Cómo cristiano además de médico, estoy de acuerdo con el Papa Francisco: “Si queremos seguir a Jesús de cerca, no podemos buscar una vida cómoda y tranquila”. La medicina rara vez es tranquila. De seguro tampoco es cómoda. Hay una diferencia entre buscar una vida tranquila y elegir una vida que nos coloque entre los que sufren. Los médicos de cabecera que anhelan practicar el silencio deberán tomar la difícil decisión de buscar modelos de práctica o formas de trabajo diario que les permitan contemplar a los pacientes como seres y no como máquinas o computadoras. En las palabras del periodista irlandés Robert Lynd, “para ver pájaros es necesario convertirse en parte del silencio”. Podríamos decir que, para ver pacientes, es necesario convertirnos en parte del silencio.
Hace falta amor para arriesgarse al silencio, porque el silencio acoge a los seres que tenemos ante nosotros para que se abran a su propio ritmo.

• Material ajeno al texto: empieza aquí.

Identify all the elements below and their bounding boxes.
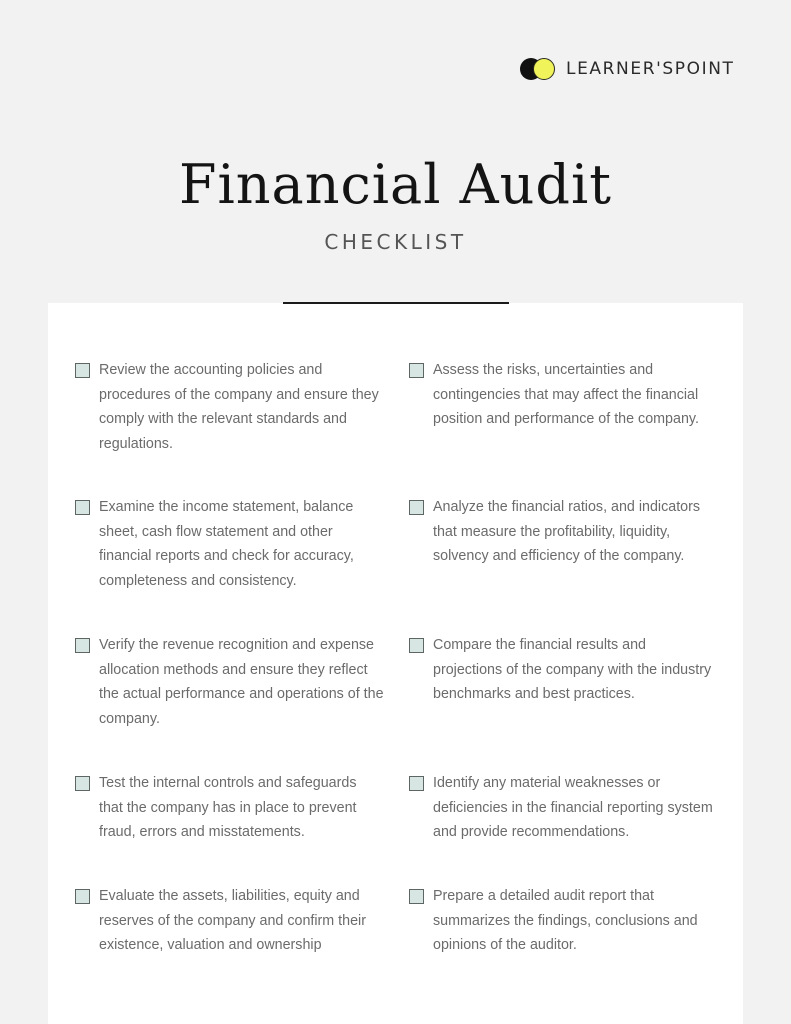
checklist-item[interactable] (75, 771, 384, 845)
checklist-item[interactable] (75, 884, 384, 958)
checklist-item[interactable] (409, 633, 718, 707)
checklist-item-text: Evaluate the assets, liabilities, equity and reserves of the company and confirm their existence, valuation and ownership (99, 888, 366, 954)
checklist-card (48, 303, 743, 1024)
checkbox[interactable] (75, 638, 90, 653)
checklist-item-text: Test the internal controls and safeguards that the company has in place to prevent fraud, errors and misstatements. (99, 775, 357, 841)
checkbox[interactable] (409, 363, 424, 378)
checkbox[interactable] (75, 889, 90, 904)
checklist-item-text: Assess the risks, uncertainties and contingencies that may affect the financial position and performance of the company. (433, 362, 699, 428)
checkbox[interactable] (409, 776, 424, 791)
checkbox[interactable] (75, 363, 90, 378)
checklist-item[interactable] (75, 495, 384, 594)
page-subtitle: CHECKLIST (324, 230, 467, 254)
checkbox[interactable] (409, 638, 424, 653)
checkbox[interactable] (75, 776, 90, 791)
checklist-item-text: Identify any material weaknesses or deficiencies in the financial reporting system and provide recommendations. (433, 775, 713, 841)
checkbox[interactable] (409, 500, 424, 515)
checklist-item-text: Review the accounting policies and procedures of the company and ensure they comply with the relevant standards and regulations. (99, 362, 379, 453)
checklist-item-text: Prepare a detailed audit report that summarizes the findings, conclusions and opinions of the auditor. (433, 888, 698, 954)
logo-yellow-circle (533, 58, 555, 80)
brand-name: LEARNER'SPOINT (566, 59, 735, 79)
checklist-item[interactable] (409, 771, 718, 845)
two-overlapping-circles-icon (520, 57, 556, 81)
title-divider (283, 302, 509, 304)
checklist-item-text: Verify the revenue recognition and expense allocation methods and ensure they reflect the actual performance and operations of the company. (99, 637, 384, 728)
checklist-item[interactable] (75, 633, 384, 732)
checklist-item-text: Examine the income statement, balance sheet, cash flow statement and other financial reports and check for accuracy, completeness and consistency. (99, 499, 354, 590)
checklist-item[interactable] (409, 358, 718, 432)
brand-logo (520, 57, 735, 81)
checklist-item[interactable] (409, 495, 718, 569)
checklist-item-text: Compare the financial results and projections of the company with the industry benchmarks and best practices. (433, 637, 712, 703)
checkbox[interactable] (75, 500, 90, 515)
checklist-item[interactable] (409, 884, 718, 958)
checklist-item[interactable] (75, 358, 384, 457)
page-title: Financial Audit (179, 153, 612, 216)
checkbox[interactable] (409, 889, 424, 904)
checklist-item-text: Analyze the financial ratios, and indicators that measure the profitability, liquidity, solvency and efficiency of the company. (433, 499, 701, 565)
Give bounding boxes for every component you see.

El aforista Nicolás Gómez-Dávila dijo que “las dos alas de la inteligencia son aprender y amar”. La asistencia primaria en la era de la IA está en riesgo de quedarse sin vuelo, maldecida con una pesada ala de inteligencia que, por más poderosa que sea, sólo puede batirse furiosamente contra el viento mientras el ala del amor se arrastra por el suelo atrofiada y poco utilizada.
Hace falta amor para arriesgarse al silencio, porque el silencio acoge a los seres que tenemos ante nosotros para que se abran a su propio ritmo. En lo que respecta a la asistencia primaria, donde usualmente le damos el espacio a los pacientes para que hablen de su sufrimiento por primera vez, el silencio puede ser la forma de comunicación más inteligente al alcance. Henri Nouwen llamaba a esta forma de escucha la “hospitalidad espiritual por medio de la cual invitas a extraños a volverse amigos, a conocer sus seres interiores de manera más completa, e incluso a atreverse a quedarse en silencio”.
Solo puedo usar mi cerebro periférico de forma sabia si primero me he atrevido a practicar esa inteligencia. Quizás así pueda convertirme en el doctor que es también un vecino que es un poeta, que no espera con su compasión e imaginación a que la mochila cargada de “frases inteligentes” lo aplaste. Quizás, si me atrevo a estar en silencio, me puedo convertir en el tipo de médico que, sin conversar, le devuelve vida a la vida.